I believe the answer to be emphatically no!

Raising this topice was triggered by Sam Harris's TED talk ("Science can answer moral questions" TED2010) who presents his views on how science can be objectively applied to values.
    • My own opinion is that type of argument falls into the trap of (in Integral language) collapsing "exteriors" onto "interiors", ignoring that both co-emerge. 

Ken Wilber in his book "Quantum Questions" recounts how so many the leading scientists in the 20th century were drawn to the wisdom traditions in grappling with just such questions of paradoxes in the persuit of science as the ultimate perspective (science over values). 

Sam Harris explains how science can used to objectively compare societal values. He tackles how some societies can be compared to others as being inferior in their impact on the wellbeing of their communities, and takes on full frontal how religions denegrate their communities' wellbeing.

He frames his arguments in terms of values affecting the "well-being" of the society, which by this he refers to the physical wellbeing.

And this for me is the main rub, since beyond measuring physical wellbeing in terms of vital physiological signs (across a potentially agreed list of essential ones from weight, heart-rate, through to life expectancy etc.), his argument falls flat when going any further towards psychological wellbeing.

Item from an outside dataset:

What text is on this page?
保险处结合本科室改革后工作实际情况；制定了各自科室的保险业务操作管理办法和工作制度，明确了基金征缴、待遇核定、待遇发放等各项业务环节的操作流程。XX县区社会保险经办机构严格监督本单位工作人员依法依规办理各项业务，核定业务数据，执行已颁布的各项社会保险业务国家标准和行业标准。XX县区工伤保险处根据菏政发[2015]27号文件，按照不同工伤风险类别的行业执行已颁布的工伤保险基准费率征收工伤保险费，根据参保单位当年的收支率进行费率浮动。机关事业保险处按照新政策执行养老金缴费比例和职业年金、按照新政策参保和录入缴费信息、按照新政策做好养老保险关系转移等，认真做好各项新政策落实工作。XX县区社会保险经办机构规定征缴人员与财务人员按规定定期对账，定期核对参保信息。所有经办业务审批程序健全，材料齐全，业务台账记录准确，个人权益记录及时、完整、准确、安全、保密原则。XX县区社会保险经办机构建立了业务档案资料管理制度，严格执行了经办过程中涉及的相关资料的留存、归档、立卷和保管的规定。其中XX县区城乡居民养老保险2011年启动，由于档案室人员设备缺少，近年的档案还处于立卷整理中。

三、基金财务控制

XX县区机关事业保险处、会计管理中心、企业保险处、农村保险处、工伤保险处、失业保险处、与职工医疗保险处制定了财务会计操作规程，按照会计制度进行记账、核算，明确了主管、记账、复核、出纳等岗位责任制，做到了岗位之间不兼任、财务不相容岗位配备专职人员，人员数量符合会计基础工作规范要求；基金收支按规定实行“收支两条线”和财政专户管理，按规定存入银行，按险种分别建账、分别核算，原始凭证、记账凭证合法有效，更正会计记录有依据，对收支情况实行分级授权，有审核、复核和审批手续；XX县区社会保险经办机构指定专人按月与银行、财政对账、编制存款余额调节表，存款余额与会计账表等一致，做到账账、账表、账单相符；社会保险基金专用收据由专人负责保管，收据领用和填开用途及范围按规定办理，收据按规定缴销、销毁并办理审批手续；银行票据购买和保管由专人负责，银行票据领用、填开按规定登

Ken Wilber warned against efforts to collapse the three perspectives of Arts, Morals and Science (based on the Quadrants, where Science covers both the Top and Bottome RH Quadrants, the Arts as the Top LH Quadrant and Morals and the Bottom LH Quadrant).

This may be an extreme example, but testing Sam Harris' arguments further takes you to consider that the bodies in the Matrix film pods have all perhaps ideal physiological health scores, but can society totally rely on science's measures for our complete wellbeing?